Like the CEFC, the NRF will achieve this by ‘crowding in’ private investment. It will use its initial $15 billion capital injection to make investments in industries deemed critical to Australia’s national security and prosperity, broadly defined. The six areas identified as strategic in the NRF Act are:

  • renewables and low-emission technologies (which will receive up to $3 billion in NRF funding);
  • medical manufacturing ($1.5 billion);
  • value adding in resources ($1 billion);
  • critical technologies in the national interest (such as AI and quantum, $1 billion); advanced manufacturing ($1 billion); and
  • agriculture, forestry, fisheries, food and fibre ($500 million).

Like the CEFC, the NRF will only be permitted to invest in commercially viable projects. It will also be required to deliver an average return of between two and three per cent more than the five‑year Australian government bond rate over the medium to long term. This means that going forward, the bank should be self-sustaining.

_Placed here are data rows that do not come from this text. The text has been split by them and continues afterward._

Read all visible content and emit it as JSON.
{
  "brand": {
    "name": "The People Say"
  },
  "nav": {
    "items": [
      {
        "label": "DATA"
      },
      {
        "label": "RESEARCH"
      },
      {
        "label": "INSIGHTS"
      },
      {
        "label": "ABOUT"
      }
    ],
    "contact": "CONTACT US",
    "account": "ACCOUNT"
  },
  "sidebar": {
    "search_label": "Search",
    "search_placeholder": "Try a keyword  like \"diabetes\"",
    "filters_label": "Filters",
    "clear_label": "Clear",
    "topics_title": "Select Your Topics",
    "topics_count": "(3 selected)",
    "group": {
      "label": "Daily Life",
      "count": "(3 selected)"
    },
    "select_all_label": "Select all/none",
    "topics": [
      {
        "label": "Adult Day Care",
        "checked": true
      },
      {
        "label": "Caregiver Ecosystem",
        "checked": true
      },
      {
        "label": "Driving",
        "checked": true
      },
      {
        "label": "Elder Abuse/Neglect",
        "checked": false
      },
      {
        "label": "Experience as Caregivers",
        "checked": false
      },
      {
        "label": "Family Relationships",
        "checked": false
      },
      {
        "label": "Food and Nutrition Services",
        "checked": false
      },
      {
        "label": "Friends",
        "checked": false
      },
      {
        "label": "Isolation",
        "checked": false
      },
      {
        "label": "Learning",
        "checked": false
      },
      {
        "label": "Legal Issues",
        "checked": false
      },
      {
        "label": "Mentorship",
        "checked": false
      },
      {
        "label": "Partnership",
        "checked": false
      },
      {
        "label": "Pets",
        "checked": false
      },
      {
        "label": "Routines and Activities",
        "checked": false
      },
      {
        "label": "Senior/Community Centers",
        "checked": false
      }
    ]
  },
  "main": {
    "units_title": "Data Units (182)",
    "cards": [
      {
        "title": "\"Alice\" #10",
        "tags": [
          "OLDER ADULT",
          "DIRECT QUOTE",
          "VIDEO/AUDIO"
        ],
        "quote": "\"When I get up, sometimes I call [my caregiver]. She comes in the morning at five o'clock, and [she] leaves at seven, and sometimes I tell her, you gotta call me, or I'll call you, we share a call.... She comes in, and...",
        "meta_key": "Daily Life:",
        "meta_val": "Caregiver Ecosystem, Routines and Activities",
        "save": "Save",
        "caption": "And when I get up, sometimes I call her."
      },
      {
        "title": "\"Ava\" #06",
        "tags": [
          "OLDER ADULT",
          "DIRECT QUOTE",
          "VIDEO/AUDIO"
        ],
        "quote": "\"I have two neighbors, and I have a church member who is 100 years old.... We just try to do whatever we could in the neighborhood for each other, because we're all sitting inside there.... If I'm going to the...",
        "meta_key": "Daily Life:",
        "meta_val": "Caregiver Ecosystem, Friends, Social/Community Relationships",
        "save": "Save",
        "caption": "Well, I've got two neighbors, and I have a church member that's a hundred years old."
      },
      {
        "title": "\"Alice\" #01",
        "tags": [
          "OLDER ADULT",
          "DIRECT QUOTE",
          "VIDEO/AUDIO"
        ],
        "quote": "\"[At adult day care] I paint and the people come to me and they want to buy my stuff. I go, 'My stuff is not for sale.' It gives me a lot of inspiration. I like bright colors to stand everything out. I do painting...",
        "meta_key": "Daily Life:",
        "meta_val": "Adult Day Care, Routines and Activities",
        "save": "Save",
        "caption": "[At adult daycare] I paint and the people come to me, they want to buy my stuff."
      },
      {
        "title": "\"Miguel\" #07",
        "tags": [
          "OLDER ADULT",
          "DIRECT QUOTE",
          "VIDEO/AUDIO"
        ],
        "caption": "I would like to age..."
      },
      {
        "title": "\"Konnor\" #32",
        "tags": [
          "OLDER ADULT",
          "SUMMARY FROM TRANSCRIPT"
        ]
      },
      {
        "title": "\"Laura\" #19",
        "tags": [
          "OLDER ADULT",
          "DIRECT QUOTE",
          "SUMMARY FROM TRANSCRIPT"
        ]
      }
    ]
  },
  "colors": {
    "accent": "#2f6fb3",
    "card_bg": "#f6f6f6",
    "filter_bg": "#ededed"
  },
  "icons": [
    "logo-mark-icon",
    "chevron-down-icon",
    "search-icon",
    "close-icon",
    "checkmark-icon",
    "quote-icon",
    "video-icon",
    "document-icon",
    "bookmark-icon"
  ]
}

However, the challenge of building serious industry expertise across the six identified areas to enable well-informed investment decisions should not be understated. The CEFC was able to do this very capably in its relatively confined area of green energy. But it will take exceptional leadership to achieve the same across such a diverse range of investment targets, and the pressure will be on the NRF to demonstrate early success.

To guard against political manipulation or pork-barrelling, the Albanese government has determined that the NRF will be governed by an independent board of directors, like the CEFC. The independent board will decide which projects the NRF will support through loans, equity investments and guarantees.

The CEFC has demonstrated that this model can work very well, under developmentally-minded leadership. The original board and management of the CEFC knew their mission and followed their statutory responsibilities. Under intense pressure from a hostile LNP government, they resisted efforts to water down their ‘green’ mandate, constantly reminding their LNP detractors that they reported to a statute that came from Parliament, not the government of the day. The willingness of the CEFC leadership to prosecute their mandate in the face of hostility created policy stability and made the CEFC a strong and independent institution, one that could only be undermined by the appointment of a differently-oriented board.

For the NRF to function effectively, it will be the mindset, tenacity, and ability of its leadership to work with the senate, and skills of the Board and management that matters. The first 12 months will be critical. How the Board operates during this establishment phase will determine whether Australia’s much-needed development bank delivers on its promise.